I guess the only thing I have to add to the foregoing is, “How much change will take place in Little Tokyo in the next 70 years?” Heck, my youngest son will be over 90 years old.

Those who survive might say, “Remember when this area was called Little Tokyo?” And those who hear the comment might respond, “Little Tokyo? How come?”

Ah, memories.


I guess as we flip the pages of the calendar, we tend to look back as much as look forward to 2014. What does the new year present to the community?

We’ve witnessed a number of changes and those numbers will continue to grow. Of course, as one writing for The Rafu, the first question that pops into mind is, “What’s the future of vernacular newspapers in the JA community?”
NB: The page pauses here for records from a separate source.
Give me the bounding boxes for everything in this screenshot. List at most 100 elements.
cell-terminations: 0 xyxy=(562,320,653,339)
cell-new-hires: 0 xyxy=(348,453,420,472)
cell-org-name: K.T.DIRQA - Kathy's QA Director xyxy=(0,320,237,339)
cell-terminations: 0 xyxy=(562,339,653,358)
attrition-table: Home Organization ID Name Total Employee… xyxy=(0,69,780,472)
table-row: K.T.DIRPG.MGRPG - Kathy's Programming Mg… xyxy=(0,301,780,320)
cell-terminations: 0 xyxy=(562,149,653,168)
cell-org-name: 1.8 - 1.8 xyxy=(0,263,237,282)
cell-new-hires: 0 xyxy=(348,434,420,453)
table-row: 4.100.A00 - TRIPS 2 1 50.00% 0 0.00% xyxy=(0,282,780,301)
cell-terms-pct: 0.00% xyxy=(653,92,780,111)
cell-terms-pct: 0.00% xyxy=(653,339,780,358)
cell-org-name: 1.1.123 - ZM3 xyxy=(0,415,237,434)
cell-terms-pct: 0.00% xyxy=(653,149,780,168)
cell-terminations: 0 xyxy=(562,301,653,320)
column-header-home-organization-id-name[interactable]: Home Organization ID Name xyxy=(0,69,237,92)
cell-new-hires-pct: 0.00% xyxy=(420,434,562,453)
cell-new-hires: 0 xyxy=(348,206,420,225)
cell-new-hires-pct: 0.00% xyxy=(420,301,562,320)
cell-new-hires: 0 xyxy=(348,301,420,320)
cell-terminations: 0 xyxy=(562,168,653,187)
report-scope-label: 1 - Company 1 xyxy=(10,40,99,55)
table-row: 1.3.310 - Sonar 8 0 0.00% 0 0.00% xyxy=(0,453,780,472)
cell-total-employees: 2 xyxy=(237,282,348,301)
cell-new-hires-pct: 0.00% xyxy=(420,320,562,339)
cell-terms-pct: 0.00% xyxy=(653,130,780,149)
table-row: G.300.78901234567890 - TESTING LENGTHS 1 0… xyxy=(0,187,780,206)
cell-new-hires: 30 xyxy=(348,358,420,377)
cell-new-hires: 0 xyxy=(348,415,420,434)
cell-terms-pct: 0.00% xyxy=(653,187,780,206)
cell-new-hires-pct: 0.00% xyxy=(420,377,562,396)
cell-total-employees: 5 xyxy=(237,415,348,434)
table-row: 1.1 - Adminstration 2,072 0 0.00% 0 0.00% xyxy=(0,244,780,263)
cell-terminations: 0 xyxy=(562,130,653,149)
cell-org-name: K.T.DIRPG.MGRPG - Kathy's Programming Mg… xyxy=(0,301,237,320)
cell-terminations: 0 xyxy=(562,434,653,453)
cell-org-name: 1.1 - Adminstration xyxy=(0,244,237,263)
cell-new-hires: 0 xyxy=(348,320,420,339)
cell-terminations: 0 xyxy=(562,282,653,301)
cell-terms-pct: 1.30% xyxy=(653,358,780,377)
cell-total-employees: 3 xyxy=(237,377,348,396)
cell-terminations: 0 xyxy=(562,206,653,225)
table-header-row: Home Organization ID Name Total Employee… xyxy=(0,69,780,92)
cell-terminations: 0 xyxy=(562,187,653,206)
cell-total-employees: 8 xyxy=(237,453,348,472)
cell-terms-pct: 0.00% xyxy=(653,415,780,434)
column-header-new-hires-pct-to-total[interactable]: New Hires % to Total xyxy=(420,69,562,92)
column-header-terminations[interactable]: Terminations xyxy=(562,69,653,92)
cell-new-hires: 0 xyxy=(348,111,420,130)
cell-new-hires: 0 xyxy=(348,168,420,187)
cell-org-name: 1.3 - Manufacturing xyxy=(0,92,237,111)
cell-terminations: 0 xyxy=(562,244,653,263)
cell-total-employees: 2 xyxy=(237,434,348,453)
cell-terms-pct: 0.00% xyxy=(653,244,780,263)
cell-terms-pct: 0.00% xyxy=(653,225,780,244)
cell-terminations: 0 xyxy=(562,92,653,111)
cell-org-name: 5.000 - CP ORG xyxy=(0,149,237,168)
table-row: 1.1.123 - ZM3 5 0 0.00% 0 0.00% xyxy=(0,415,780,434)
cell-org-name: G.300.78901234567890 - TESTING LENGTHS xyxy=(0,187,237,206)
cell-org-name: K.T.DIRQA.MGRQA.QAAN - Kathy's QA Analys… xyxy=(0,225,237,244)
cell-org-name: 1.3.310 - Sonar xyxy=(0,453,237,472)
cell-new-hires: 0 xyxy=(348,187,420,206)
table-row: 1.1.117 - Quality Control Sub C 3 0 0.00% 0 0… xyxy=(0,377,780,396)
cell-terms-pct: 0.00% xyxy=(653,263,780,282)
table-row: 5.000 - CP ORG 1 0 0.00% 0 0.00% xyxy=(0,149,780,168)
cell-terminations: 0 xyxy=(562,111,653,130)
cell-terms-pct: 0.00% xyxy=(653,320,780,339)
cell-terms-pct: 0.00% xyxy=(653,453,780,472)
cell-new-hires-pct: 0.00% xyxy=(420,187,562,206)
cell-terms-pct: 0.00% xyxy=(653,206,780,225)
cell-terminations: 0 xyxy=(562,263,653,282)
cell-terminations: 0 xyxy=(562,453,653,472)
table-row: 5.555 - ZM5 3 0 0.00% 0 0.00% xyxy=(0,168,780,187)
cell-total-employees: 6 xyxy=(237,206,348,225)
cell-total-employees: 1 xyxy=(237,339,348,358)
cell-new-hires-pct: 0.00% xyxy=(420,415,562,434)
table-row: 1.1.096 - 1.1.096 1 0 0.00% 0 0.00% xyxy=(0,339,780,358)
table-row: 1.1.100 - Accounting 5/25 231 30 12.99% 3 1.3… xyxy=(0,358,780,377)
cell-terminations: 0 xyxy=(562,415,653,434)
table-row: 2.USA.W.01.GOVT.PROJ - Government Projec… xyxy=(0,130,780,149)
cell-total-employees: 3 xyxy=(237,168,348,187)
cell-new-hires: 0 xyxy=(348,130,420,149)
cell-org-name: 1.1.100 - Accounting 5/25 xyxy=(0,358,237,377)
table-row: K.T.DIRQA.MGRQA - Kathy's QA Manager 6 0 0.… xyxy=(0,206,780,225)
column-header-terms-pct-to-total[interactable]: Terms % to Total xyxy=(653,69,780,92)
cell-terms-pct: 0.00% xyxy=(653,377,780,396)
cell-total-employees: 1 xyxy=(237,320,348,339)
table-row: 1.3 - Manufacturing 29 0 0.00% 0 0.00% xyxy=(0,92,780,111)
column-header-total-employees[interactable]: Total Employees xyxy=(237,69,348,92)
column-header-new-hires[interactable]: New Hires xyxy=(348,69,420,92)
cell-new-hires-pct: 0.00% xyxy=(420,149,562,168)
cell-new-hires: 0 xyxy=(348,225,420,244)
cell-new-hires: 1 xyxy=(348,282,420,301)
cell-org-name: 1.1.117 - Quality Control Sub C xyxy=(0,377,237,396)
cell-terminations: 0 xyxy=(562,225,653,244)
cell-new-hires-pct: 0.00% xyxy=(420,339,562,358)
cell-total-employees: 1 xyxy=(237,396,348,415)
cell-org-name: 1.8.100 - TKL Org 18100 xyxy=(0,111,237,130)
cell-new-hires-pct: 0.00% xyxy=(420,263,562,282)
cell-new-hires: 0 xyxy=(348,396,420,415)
Today there is only The Rafu left to serve the JA community in Los Angeles.

When I first joined the media field, there were four publications in J-Town. In addition to The Rafu, there were Crossroads (a weekly all-English publication), Shin Nichi Bei and The Kashu Mainichi.

In the San Francisco area, there were two papers, The Nichi Bei Times and Hokubei Mainchi. Both of these went out of business a few years ago because of dwindling subscribers.

I did write a column for The Nichi Bei Times for about six months before returning to L.A.

The question here might be, “Will there be a need for a newspaper in the JA community 70 years from now?” Hey, 70 years from today it will be the year 2084.


I’m sure many of you watched the Rose Parade in Pasadena on TV over the New Year’s Day celebration. It’s a good thing they have TV coverage.

I used to go to Pasadena and joined the hundreds thousands who turned out to view the event live.

Well, with old age creeping up on me, I’d never consider going to the event to view it live. Fighting hundreds of thousands of viewers is too much. However, I’m hooked on the event since I once rode on a float.

I played the role of an emperor on the float along with the late Pat Hishiki, who was the empress. It was an experience I’ll never forget.

One thing that still pops into mind is the number of JAs who were in the crowd along Colorado Boulevard. How did I know? Well, every block or so I’d hear someone yelling out, “Hey, Horse, how’d you get a seat on a float?” Needless to say, I’d wave at the voice.

One thing I learned about riding the float. Never drink any coffee or any other liquid before boarding.

The reason? Well, from the time a person climbs on the float until the parade ends, there are at least four hours, and if a float rider needs to go “shi-shi,” there’s no place to go.

I knew I had to gut it out because I had about three cups of coffee before climbing aboard the float. It sounds amusing now, as I look back on the experience, but it sure wasn’t a laughing matter.

Go “shi-shi.”

Ah, memories.


Because there were no local teams (UCLA and USC) in the Rose Bowl football game, I didn’t even watch the game on TV.

Yeah, I know Stanford is somewhat of a “local” team, but their participation in the Rose Bowl didn’t capture my interest. Maybe it’s a good thing since they lost the game.

Well, the way UCLA ended their season, maybe they’ll be in the game next year, especially if there’s a JA placed on their roster.

There were a couple of JA high schoolers who might make the Bruin roster in the future.


Well, this column is the start of the new year for me.

Yeah, I know I mention it frequently, but who would have imagined I’d be beginning my 24th year with The Rafu in the year 2014? I’m sure fellow columnist Wimp Hiroto feels the same way.

The Rafu  ran my column in the final 2013 issue next to Wimp’s. I’m not sure how come this happened because Wimp usually appears in the Wednesday edition. Well, maybe those who are fans of Wimp might have glanced over and seen my column.

Don’t know if that convinced them to see what I was writing as compared to Wimp. So, it’s hard for me to imagine that I will be starting my 24th year with this publication.

It’s been a lot of fun, so unless bossman Mike Komai throws me out, I’ll continue to pound away with the Horse’s Mouth.

As we start 2014, I want to thank Mike and all the staffers at The Rafu (including Editor Gwen and typist Maggie) for putting up with me.

Happy New Year to all the readers who follow my column. I hope there are “all the readers” out there.